Financial Times - Royaume-Uni | mardi, 5. décembre 2006
L'affaire Litvinenko empoisonne les relations avec Moscou
"Il n'y a pas beaucoup d'appétit dans les cercles occidentaux officiels pour se confronter à nouveau avec la Russie", note Gideon Rachman. "L'Allemagne et la France ont clairement fait savoir, il y a longtemps, qu'elles voulaient s'entendre avec Poutine. Jacques Chirac, le président français, a d'ailleurs invité monsieur Poutine à son anniversaire. (...) Gerhard Schröder, l'ancien chancelier allemand, a fort heureusement trouvé un poste au sein du conseil de surveillance d'une filiale de Gazprom, le géant énergétique russe, associé de très près au Kremlin. Washington et Londres considèrent également que les problèmes du Moyen-Orient sont déjà suffisamment perturbants pour ne pas y ajouter une dispute avec la Russie.
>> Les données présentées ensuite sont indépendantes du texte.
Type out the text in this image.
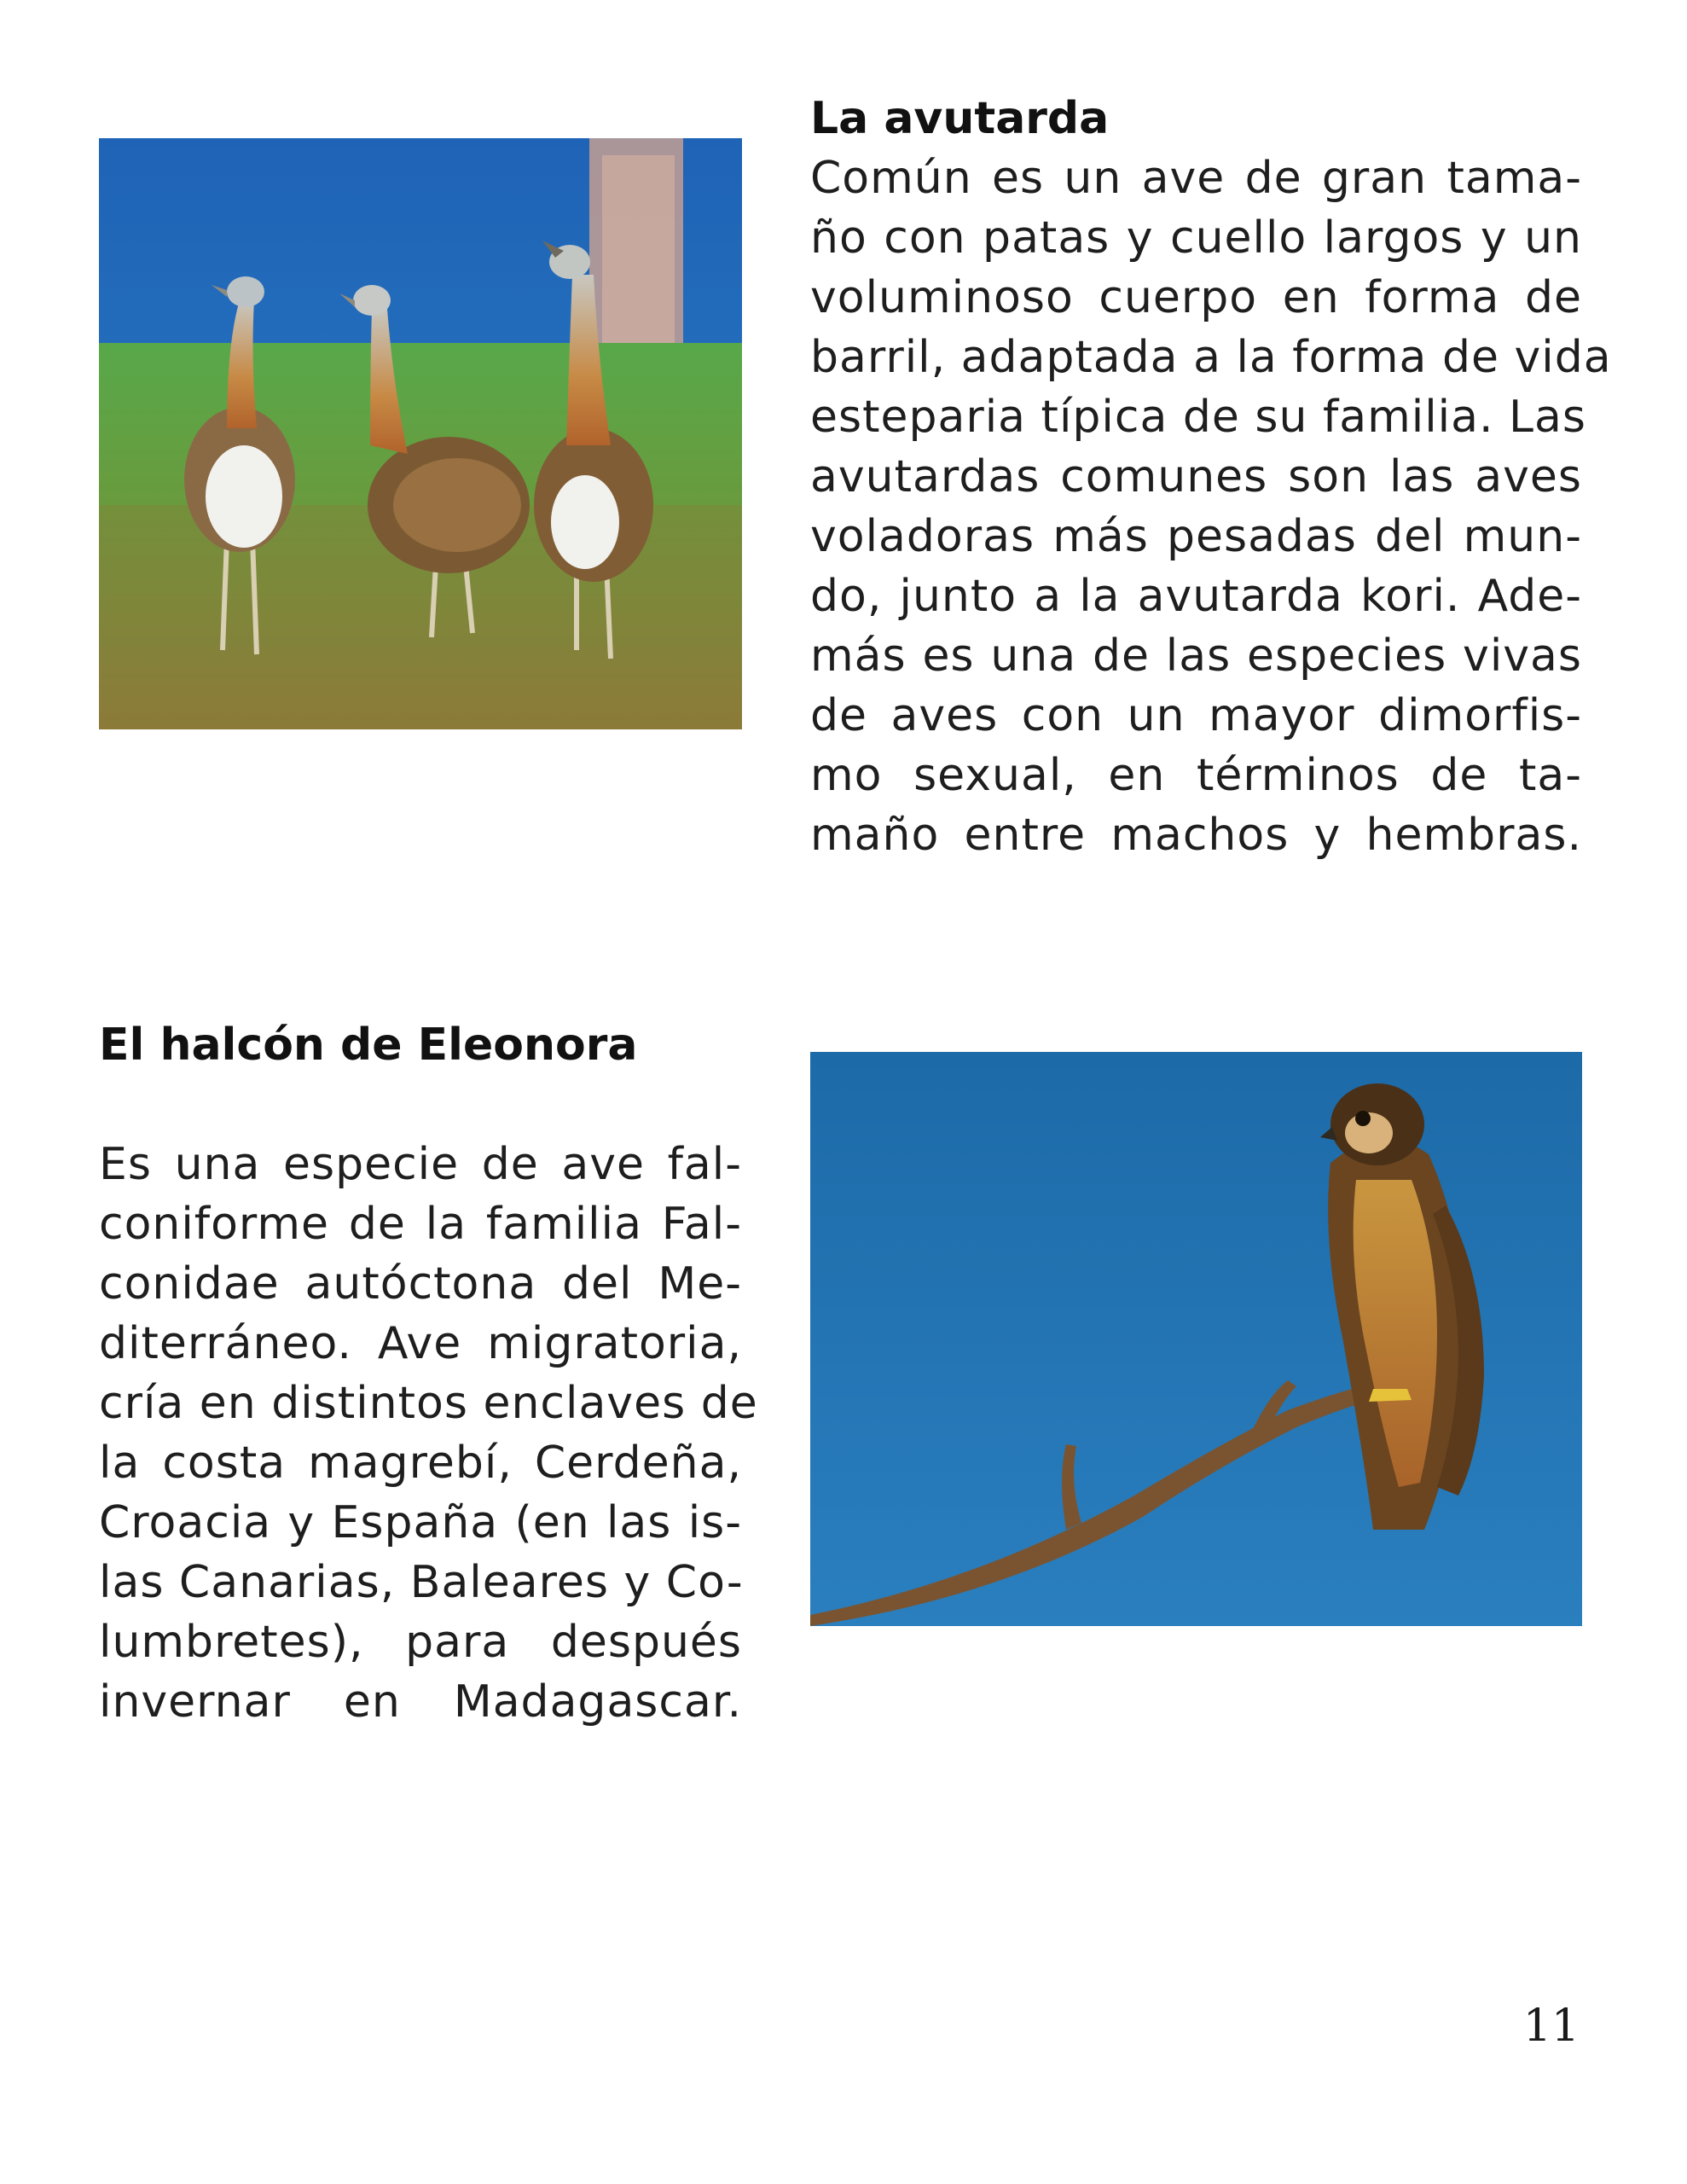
La avutarda
Común es un ave de gran tama-
ño con patas y cuello largos y un
voluminoso cuerpo en forma de
barril, adaptada a la forma de vida
esteparia típica de su familia. Las
avutardas comunes son las aves
voladoras más pesadas del mun-
do, junto a la avutarda kori. Ade-
más es una de las especies vivas
de aves con un mayor dimorfis-
mo sexual, en términos de ta-
maño entre machos y hembras.
El halcón de Eleonora
Es una especie de ave fal-
coniforme de la familia Fal-
conidae autóctona del Me-
diterráneo. Ave migratoria,
cría en distintos enclaves de
la costa magrebí, Cerdeña,
Croacia y España (en las is-
las Canarias, Baleares y Co-
lumbretes), para después
invernar en Madagascar.
11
Ce n'est pas seulement parce que la guerre en Irak consomme du temps et des ressources. L'Irak a également refroidi le zèle américain et britannique à promouvoir la démocratie et les droits de l'Homme. Le 'réalisme' en politique étrangère revient à la mode. Et une approche réaliste vis-àvis de la Russie consiste à insister dans les domaines où les Européens et les Américains ont besoin de la coopération russe (...)".